PianoBART

The description is generated by Grok3.

Model Details

Model Name: PianoBART
Model Type: Transformer-based model (BART architecture) for symbolic piano music generation and understanding
Version: 1.0
Release Date: August 2025
Developers: Zijian Zhao, Weichao Zeng, Yutong He, Fupeng He, Yiyi Wang
Organization: SYSU
License: Apache License 2.0
Paper: PianoBART: Symbolic Piano Music Generation and Understanding with Large-Scale Pre-Training, ICME 2024
Arxiv: https://arxiv.org/abs/2407.03361

Citation:

@INPROCEEDINGS{10688332,
  author={Liang, Xiao and Zhao, Zijian and Zeng, Weichao and He, Yutong and He, Fupeng and Wang, Yiyi and Gao, Chengying},
  booktitle={2024 IEEE International Conference on Multimedia and Expo (ICME)},
  title={PianoBART: Symbolic Piano Music Generation and Understanding with Large-Scale Pre-Training},
  year={2024},
  volume={},
  number={},
  pages={1-6},
  doi={10.1109/ICME57554.2024.10688332}
}

Contact: [email protected]
Repository: https://github.com/RS2002/PianoBart

Model Description

PianoBART is a transformer-based model built on the Bidirectional and Auto-Regressive Transformers (BART) architecture, designed for symbolic piano music generation and understanding.
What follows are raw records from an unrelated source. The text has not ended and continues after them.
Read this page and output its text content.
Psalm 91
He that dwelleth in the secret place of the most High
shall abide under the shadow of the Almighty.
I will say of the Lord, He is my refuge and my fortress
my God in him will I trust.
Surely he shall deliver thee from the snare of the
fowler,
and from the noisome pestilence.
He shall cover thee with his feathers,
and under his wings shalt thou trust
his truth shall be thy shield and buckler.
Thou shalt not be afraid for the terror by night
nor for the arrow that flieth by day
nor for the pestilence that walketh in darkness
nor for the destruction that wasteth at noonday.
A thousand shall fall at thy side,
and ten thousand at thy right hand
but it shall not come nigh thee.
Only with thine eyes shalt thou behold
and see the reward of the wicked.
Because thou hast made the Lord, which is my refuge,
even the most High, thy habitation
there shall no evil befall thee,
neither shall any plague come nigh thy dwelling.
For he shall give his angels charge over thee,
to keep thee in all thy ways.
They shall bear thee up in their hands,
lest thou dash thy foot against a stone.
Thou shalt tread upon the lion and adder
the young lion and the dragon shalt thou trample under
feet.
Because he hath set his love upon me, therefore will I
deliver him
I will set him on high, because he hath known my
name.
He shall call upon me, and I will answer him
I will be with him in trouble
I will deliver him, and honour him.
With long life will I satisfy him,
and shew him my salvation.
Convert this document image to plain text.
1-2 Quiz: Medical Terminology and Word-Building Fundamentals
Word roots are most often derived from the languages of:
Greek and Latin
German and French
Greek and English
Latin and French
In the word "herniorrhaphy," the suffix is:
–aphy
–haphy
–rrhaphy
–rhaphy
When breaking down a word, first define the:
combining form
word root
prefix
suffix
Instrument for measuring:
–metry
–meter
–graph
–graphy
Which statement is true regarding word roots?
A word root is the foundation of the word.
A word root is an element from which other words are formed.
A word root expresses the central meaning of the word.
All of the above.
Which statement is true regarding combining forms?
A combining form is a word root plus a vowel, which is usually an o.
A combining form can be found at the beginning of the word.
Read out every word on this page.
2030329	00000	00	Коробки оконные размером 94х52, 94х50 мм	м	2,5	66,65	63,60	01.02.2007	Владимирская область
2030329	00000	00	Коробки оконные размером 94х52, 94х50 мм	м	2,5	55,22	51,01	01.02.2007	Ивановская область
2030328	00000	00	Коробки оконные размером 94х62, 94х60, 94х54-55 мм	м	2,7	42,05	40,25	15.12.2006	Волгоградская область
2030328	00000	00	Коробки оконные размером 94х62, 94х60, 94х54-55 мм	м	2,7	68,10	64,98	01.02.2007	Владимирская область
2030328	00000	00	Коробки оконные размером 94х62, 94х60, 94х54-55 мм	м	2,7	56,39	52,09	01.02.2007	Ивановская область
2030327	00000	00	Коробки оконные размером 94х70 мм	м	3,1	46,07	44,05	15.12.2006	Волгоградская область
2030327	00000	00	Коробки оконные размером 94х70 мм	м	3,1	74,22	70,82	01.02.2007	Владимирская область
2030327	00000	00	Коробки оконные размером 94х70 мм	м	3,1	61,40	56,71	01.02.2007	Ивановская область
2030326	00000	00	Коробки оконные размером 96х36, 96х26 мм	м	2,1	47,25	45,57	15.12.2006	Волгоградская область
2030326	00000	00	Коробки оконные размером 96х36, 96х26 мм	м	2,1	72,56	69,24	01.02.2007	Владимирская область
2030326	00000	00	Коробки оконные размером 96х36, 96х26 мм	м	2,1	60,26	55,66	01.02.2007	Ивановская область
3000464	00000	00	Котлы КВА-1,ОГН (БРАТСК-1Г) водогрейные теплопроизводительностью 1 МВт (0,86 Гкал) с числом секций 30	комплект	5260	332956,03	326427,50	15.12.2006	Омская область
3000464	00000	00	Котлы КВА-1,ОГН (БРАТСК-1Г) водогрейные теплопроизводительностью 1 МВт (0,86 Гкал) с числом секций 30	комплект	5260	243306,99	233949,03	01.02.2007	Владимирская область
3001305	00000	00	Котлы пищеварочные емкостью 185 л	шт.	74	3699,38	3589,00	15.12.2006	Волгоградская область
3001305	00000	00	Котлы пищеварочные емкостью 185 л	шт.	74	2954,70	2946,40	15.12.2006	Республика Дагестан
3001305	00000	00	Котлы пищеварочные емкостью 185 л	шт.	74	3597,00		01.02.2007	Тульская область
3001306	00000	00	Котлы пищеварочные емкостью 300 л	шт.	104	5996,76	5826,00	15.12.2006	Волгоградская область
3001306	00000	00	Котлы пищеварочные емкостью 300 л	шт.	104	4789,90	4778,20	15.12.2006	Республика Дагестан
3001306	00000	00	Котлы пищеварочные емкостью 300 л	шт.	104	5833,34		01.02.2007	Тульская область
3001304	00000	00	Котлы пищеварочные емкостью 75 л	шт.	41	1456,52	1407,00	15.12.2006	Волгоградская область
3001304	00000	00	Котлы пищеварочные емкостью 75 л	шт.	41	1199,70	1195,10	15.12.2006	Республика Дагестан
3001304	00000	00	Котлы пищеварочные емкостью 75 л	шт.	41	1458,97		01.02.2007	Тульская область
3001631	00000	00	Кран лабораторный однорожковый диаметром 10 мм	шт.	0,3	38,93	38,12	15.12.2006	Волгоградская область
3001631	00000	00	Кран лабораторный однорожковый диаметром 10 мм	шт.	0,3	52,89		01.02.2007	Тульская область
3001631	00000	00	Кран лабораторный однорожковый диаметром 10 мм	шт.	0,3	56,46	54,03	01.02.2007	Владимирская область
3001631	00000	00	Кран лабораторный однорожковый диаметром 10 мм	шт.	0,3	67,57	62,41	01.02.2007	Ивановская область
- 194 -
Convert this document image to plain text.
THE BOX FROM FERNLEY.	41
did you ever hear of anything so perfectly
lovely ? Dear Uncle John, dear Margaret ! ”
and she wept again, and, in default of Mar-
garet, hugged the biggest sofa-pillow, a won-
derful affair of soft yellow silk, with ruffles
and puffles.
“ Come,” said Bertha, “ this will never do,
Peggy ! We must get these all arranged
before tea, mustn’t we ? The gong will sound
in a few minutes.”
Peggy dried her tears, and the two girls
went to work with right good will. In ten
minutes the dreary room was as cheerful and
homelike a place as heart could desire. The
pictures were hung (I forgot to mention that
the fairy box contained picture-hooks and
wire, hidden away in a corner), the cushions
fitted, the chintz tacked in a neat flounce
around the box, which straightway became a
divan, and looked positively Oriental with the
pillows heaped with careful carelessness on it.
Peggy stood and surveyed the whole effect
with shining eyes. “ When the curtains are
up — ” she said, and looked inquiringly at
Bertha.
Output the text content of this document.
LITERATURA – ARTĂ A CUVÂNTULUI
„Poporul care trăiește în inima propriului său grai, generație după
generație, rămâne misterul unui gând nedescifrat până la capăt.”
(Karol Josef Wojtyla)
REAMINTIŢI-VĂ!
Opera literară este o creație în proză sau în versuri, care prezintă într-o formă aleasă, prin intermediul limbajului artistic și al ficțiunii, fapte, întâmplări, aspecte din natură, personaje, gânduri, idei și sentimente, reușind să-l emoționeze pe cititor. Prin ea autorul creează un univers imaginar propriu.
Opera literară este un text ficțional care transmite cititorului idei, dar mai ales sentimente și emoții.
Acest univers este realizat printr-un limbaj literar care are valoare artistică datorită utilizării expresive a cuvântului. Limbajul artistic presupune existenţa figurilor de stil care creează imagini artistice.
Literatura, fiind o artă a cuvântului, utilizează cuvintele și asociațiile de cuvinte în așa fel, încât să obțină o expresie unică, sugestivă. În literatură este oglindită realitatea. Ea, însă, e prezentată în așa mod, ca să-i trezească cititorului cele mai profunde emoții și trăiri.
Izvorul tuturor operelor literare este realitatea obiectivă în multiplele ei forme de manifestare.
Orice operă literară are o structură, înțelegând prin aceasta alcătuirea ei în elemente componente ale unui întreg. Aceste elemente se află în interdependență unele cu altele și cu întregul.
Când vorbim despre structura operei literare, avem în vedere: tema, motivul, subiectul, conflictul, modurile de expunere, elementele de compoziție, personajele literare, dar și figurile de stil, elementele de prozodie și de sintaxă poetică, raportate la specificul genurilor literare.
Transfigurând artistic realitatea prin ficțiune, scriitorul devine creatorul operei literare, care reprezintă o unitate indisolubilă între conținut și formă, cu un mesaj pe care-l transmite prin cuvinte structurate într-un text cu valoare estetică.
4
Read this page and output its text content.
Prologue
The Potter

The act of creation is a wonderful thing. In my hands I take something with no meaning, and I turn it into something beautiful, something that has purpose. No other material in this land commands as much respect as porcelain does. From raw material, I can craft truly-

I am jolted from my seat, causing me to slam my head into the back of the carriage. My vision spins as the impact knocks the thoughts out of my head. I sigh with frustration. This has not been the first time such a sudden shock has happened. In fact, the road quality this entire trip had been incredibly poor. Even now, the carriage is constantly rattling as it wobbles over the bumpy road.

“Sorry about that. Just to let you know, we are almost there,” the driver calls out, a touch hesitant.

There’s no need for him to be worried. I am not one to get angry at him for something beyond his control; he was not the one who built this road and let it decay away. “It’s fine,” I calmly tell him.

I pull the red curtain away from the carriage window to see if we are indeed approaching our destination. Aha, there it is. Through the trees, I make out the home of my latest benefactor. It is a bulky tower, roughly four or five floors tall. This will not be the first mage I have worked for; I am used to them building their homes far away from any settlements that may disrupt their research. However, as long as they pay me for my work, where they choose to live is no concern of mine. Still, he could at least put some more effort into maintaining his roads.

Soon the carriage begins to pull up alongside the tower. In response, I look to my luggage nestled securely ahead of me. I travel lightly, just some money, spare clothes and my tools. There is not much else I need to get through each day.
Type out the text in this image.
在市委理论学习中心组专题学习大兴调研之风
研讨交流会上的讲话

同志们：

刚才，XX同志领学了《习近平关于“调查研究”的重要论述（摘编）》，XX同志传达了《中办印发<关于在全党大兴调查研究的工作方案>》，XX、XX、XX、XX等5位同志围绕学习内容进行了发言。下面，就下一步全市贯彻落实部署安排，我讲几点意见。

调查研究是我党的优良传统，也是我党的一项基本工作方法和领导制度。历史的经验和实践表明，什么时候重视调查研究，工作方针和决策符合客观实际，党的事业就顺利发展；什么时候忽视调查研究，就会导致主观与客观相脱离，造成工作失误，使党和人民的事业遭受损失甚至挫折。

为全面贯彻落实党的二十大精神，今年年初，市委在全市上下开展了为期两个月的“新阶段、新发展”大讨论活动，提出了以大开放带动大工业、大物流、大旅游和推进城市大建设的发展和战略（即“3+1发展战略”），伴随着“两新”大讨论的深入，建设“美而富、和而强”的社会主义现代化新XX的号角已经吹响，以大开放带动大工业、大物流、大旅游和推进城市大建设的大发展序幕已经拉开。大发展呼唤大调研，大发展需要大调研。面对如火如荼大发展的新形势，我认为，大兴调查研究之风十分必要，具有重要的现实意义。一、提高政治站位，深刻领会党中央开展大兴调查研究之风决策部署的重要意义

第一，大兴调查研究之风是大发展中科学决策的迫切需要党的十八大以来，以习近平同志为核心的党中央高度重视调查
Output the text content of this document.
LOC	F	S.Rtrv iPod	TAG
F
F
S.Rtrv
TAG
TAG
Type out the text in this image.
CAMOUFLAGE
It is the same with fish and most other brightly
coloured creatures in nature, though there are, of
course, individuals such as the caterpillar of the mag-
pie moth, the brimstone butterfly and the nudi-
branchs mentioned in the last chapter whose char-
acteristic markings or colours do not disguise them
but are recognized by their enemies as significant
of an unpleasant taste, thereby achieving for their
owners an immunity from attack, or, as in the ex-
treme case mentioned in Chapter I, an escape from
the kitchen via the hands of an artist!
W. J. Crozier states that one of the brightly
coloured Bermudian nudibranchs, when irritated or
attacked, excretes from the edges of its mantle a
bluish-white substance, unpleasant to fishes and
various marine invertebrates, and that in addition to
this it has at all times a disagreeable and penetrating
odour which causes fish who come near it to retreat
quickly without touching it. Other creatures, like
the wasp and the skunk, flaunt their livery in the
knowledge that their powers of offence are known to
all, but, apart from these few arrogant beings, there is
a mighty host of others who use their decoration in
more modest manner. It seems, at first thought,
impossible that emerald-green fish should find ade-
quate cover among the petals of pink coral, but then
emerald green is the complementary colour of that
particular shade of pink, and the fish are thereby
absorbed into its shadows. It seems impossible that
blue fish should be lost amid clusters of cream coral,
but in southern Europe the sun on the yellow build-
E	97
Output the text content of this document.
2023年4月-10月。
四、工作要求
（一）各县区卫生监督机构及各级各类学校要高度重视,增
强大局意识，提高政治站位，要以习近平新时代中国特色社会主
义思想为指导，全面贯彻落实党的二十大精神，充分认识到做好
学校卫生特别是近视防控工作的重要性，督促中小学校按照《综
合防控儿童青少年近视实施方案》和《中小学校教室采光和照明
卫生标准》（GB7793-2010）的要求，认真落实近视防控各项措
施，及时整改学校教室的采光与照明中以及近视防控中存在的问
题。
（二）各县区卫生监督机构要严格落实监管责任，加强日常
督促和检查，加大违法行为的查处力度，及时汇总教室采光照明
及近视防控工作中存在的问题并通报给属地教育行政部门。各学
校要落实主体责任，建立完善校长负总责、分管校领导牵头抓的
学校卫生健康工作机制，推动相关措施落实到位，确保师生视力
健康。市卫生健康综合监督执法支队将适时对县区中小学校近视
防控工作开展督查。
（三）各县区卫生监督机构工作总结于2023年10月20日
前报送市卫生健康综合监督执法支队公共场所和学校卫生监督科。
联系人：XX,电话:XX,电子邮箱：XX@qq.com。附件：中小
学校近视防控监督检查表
It leverages large-scale pre-training to perform tasks such as music generation, composer classification, emotion classification, velocity prediction, and melody prediction. The model processes symbolic music data in an octuple format and is inspired by frameworks like MusicBERT and MidiBERT-Piano.

Architecture: BART (encoder-decoder transformer)
Input Format: Octuple representation of symbolic music (batch_size, sequence_length, 8) for both encoder and decoder
Output Format: Hidden states of dimension [batch_size, sequence_length, 1024]
Hidden Size: 1024
Training Objective: Pre-training with large-scale datasets followed by task-specific fine-tuning
Tasks Supported: Music generation, composer classification, emotion classification, velocity prediction, melody prediction

Training Data

The model was pre-trained and fine-tuned on the following datasets:

Pre-training: POP1K7, ASAP, POP909, Pianist8, EMOPIA
Generation: Maestro, GiantMIDI
Composer Classification: ASAP, Pianist8
Emotion Classification: EMOPIA
Velocity Prediction: GiantMIDI
Melody Prediction: POP909

For dataset preprocessing and organization, refer to the MusicBERT and MidiBERT-Piano repositories.

Usage

Installation

git clone https://huggingface.co/RS2002/PianoBART

Please ensure that the model.py and Octuple.pkl files are located in the same folder.

Example Code

import torch
from model import PianoBART

# Load the model
model = PianoBART.from_pretrained("RS2002/PianoBART")

# Example input
input_ids_encoder = torch.randint(1, 10, (2, 1024, 8))
input_ids_decoder = torch.randint(1, 10, (2, 1024, 8))
encoder_attention_mask = torch.zeros((2, 1024))
decoder_attention_mask = torch.zeros((2, 1024))

# Forward pass
output = model(input_ids_encoder, input_ids_decoder, encoder_attention_mask, decoder_attention_mask)
print(output.last_hidden_state.size())  # Output: [2, 1024, 1024]